Multivalued Function - Applications

Applications

Multifunctions arise in optimal control theory, especially differential inclusions and related subjects as game theory, where the Kakutani fixed point theorem for multifunctions has been applied to prove existence of Nash equilibria (note: in the context of game theory, a multivalued function is usually referred to as a correspondence.) This amongst many other properties loosely associated with approximability of upper hemicontinuous multifunctions via continuous functions explains why upper hemicontinuity is more preferred than lower hemicontinuity.

Nevertheless, lower hemicontinuous multifunctions usually possess continuous selections as stated in the Michael selection theorem which provides another characterisation of paracompact spaces (see: E. Michael, Continuous selections I" Ann. of Math. (2) 63 (1956), and D. Repovs, P.V. Semenov, Ernest Michael and theory of continuous selections" arXiv:0803.4473v1). Other selection theorems, like Bressan-Colombo directional continuous selection, Kuratowski—Ryll-Nardzewski measurable selection, Aumann measurable selection, Fryszkowski selection for decomposable maps are important in optimal control and the theory of differential inclusions.

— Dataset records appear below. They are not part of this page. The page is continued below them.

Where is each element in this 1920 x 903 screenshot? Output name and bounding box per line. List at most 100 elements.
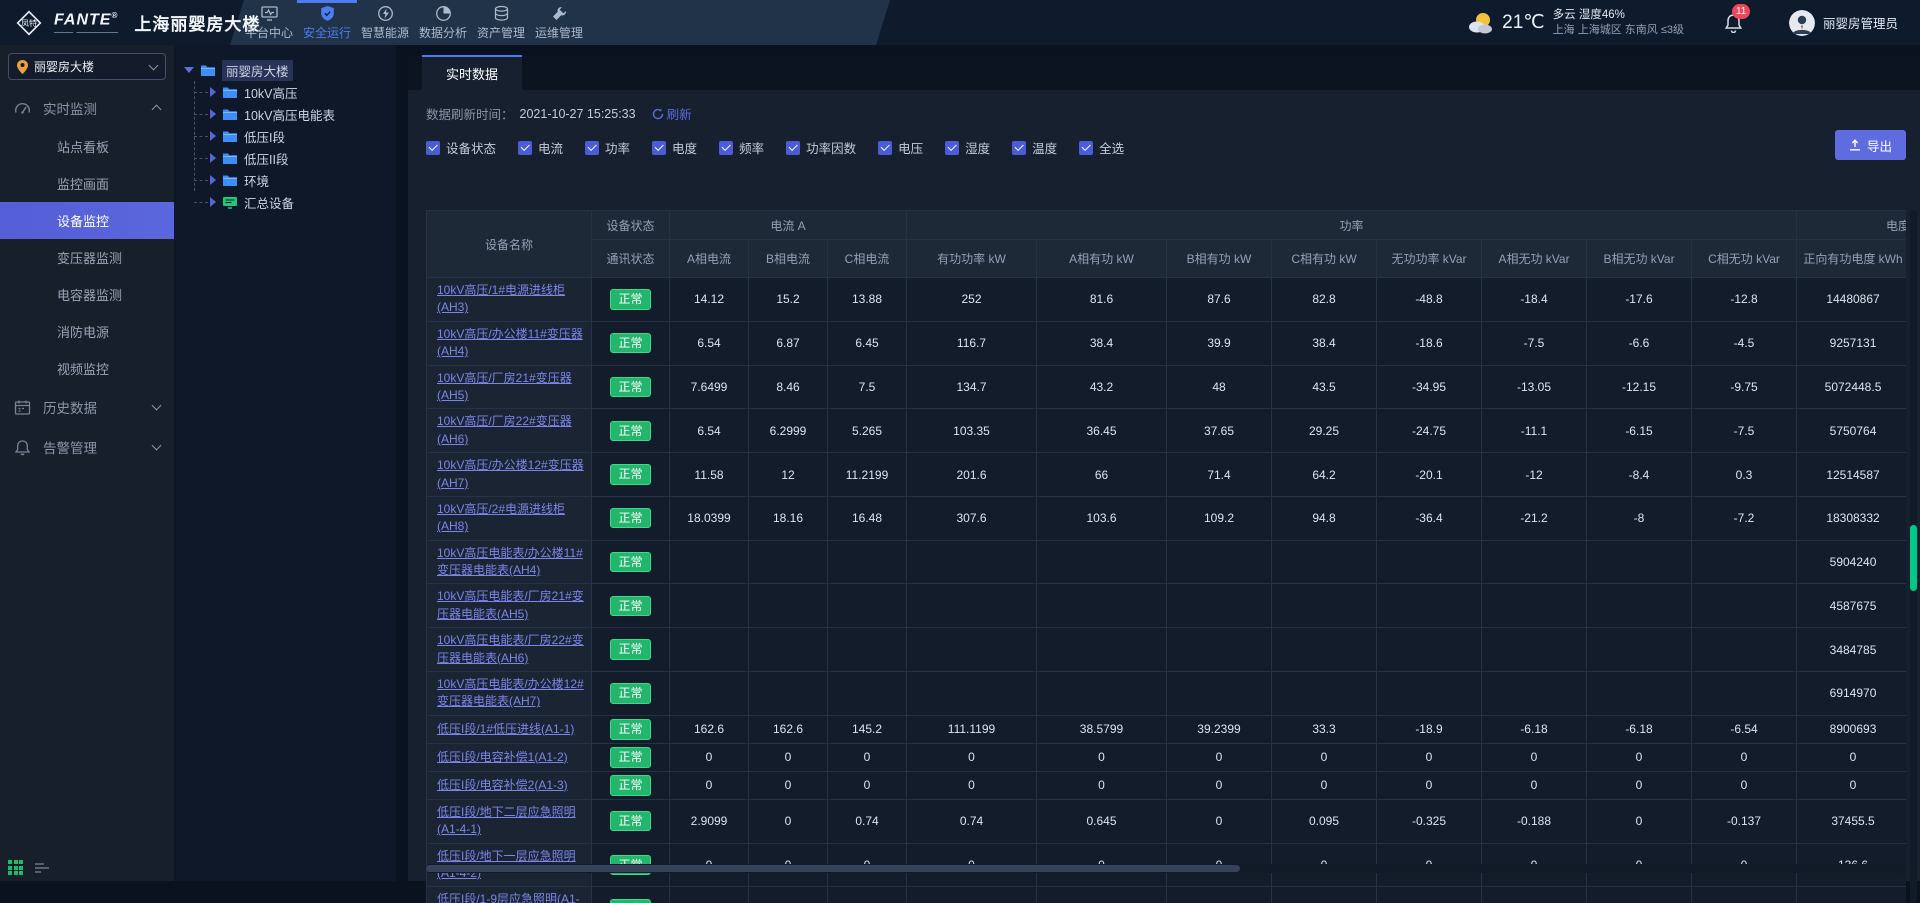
device-link[interactable]: 10kV高压电能表/厂房21#变压器电能表(AH5) [437,589,584,620]
sidebar-item-设备监控[interactable]: 设备监控 [0,202,174,239]
device-link[interactable]: 10kV高压电能表/办公楼12#变压器电能表(AH7) [437,677,584,708]
horizontal-scrollbar-thumb[interactable] [426,865,1240,872]
checkbox-checked-icon[interactable] [652,141,666,155]
avatar[interactable] [1789,10,1815,36]
nav-item-label: 运维管理 [535,24,583,41]
checkbox-checked-icon[interactable] [1079,141,1093,155]
filter-checkbox-频率[interactable]: 频率 [719,138,764,157]
tree-node-环境[interactable]: 环境 [210,169,396,191]
sidebar-item-监控画面[interactable]: 监控画面 [0,165,174,202]
value-cell [1272,540,1377,584]
export-button[interactable]: 导出 [1835,130,1906,160]
filter-checkbox-电流[interactable]: 电流 [518,138,563,157]
table-row: 低压I段/地下二层应急照明(A1-4-1)正常2.909900.740.740.… [427,799,1907,843]
value-cell: 82.8 [1272,278,1377,322]
station-selector[interactable]: 丽婴房大楼 [8,53,166,80]
table-row: 10kV高压/办公楼12#变压器(AH7)正常11.581211.2199201… [427,453,1907,497]
checkbox-checked-icon[interactable] [1012,141,1026,155]
vertical-scrollbar-thumb[interactable] [1910,525,1917,591]
filter-checkbox-功率因数[interactable]: 功率因数 [786,138,856,157]
tab-realtime-data[interactable]: 实时数据 [422,55,522,90]
sidebar-group-实时监测[interactable]: 实时监测 [0,88,174,128]
value-cell [749,584,828,628]
filter-checkbox-电压[interactable]: 电压 [878,138,923,157]
list-icon[interactable] [35,863,49,875]
tree-node-root[interactable]: 丽婴房大楼 [184,59,396,81]
device-link[interactable]: 10kV高压/2#电源进线柜(AH8) [437,502,565,533]
analysis-icon [435,5,452,22]
checkbox-checked-icon[interactable] [585,141,599,155]
sidebar-item-变压器监测[interactable]: 变压器监测 [0,239,174,276]
tree-node-label: 低压I段 [244,127,285,146]
nav-item-6[interactable]: 运维管理 [536,0,582,45]
checkbox-checked-icon[interactable] [878,141,892,155]
device-link[interactable]: 低压I段/地下二层应急照明(A1-4-1) [437,805,576,836]
tree-node-低压I段[interactable]: 低压I段 [210,125,396,147]
value-cell: 2.56 [749,887,828,903]
filter-checkbox-电度[interactable]: 电度 [652,138,697,157]
value-cell: 0 [749,771,828,799]
value-cell [1587,584,1692,628]
value-cell: -7.5 [1482,321,1587,365]
checkbox-checked-icon[interactable] [719,141,733,155]
filter-checkbox-湿度[interactable]: 湿度 [945,138,990,157]
value-cell [1692,584,1797,628]
device-name-cell: 10kV高压/办公楼12#变压器(AH7) [427,453,592,497]
nav-item-4[interactable]: 数据分析 [420,0,466,45]
sidebar-group-历史数据[interactable]: 历史数据 [0,387,174,427]
device-link[interactable]: 10kV高压/办公楼11#变压器(AH4) [437,327,583,358]
value-cell: 39.9 [1167,321,1272,365]
filter-checkbox-设备状态[interactable]: 设备状态 [426,138,496,157]
table-row: 10kV高压/办公楼11#变压器(AH4)正常6.546.876.45116.7… [427,321,1907,365]
value-cell [828,672,907,716]
export-icon [1849,139,1861,151]
device-link[interactable]: 低压I段/1-9层应急照明(A1-4- [437,892,580,903]
filter-checkbox-功率[interactable]: 功率 [585,138,630,157]
filter-checkbox-全选[interactable]: 全选 [1079,138,1124,157]
sidebar-item-站点看板[interactable]: 站点看板 [0,128,174,165]
tree-node-汇总设备[interactable]: 汇总设备 [210,191,396,213]
checkbox-checked-icon[interactable] [945,141,959,155]
tree-node-10kV高压[interactable]: 10kV高压 [210,81,396,103]
notification-bell[interactable]: 11 [1724,13,1743,33]
device-link[interactable]: 10kV高压/厂房21#变压器(AH5) [437,371,572,402]
horizontal-scrollbar[interactable] [426,864,1906,873]
device-link[interactable]: 10kV高压电能表/厂房22#变压器电能表(AH6) [437,633,584,664]
checkbox-checked-icon[interactable] [518,141,532,155]
checkbox-checked-icon[interactable] [426,141,440,155]
value-cell [749,628,828,672]
sidebar-item-消防电源[interactable]: 消防电源 [0,313,174,350]
checkbox-checked-icon[interactable] [786,141,800,155]
sidebar-group-告警管理[interactable]: 告警管理 [0,427,174,467]
nav-item-3[interactable]: 智慧能源 [362,0,408,45]
value-cell: -4.5 [1692,321,1797,365]
value-cell: 3484785 [1797,628,1906,672]
device-link[interactable]: 低压I段/电容补偿2(A1-3) [437,778,568,792]
device-link[interactable]: 低压I段/1#低压进线(A1-1) [437,722,574,736]
nav-item-5[interactable]: 资产管理 [478,0,524,45]
status-badge: 正常 [610,508,650,528]
value-cell: -0.325 [1377,799,1482,843]
value-cell: 0 [828,771,907,799]
tree-node-10kV高压电能表[interactable]: 10kV高压电能表 [210,103,396,125]
username[interactable]: 丽婴房管理员 [1823,13,1898,32]
device-link[interactable]: 10kV高压电能表/办公楼11#变压器电能表(AH4) [437,546,583,577]
value-cell: 43.5 [1272,365,1377,409]
tree-node-低压II段[interactable]: 低压II段 [210,147,396,169]
device-link[interactable]: 10kV高压/办公楼12#变压器(AH7) [437,458,584,489]
sidebar-item-电容器监测[interactable]: 电容器监测 [0,276,174,313]
sidebar-item-视频监控[interactable]: 视频监控 [0,350,174,387]
value-cell [1377,628,1482,672]
filter-checkbox-温度[interactable]: 温度 [1012,138,1057,157]
nav-item-1[interactable]: 平台中心 [246,0,292,45]
device-link[interactable]: 10kV高压/厂房22#变压器(AH6) [437,414,572,445]
comm-status-cell: 正常 [592,672,670,716]
device-link[interactable]: 低压I段/电容补偿1(A1-2) [437,750,568,764]
device-name-cell: 10kV高压电能表/厂房21#变压器电能表(AH5) [427,584,592,628]
vertical-scrollbar[interactable] [1910,210,1917,903]
nav-item-2[interactable]: 安全运行 [304,0,350,45]
value-cell: 134.7 [907,365,1037,409]
device-link[interactable]: 10kV高压/1#电源进线柜(AH3) [437,283,565,314]
grid-dots-icon[interactable] [8,860,23,875]
refresh-button[interactable]: 刷新 [652,104,692,123]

In physics, multivalued functions play an increasingly important role. They form the mathematical basis for Dirac's magnetic monopoles, for the theory of defects in crystal and the resulting plasticity of materials, for vortices in superfluids and superconductors, and for phase transitions in these systems, for instance melting and quark confinement. They are the origin of gauge field structures in many branches of physics.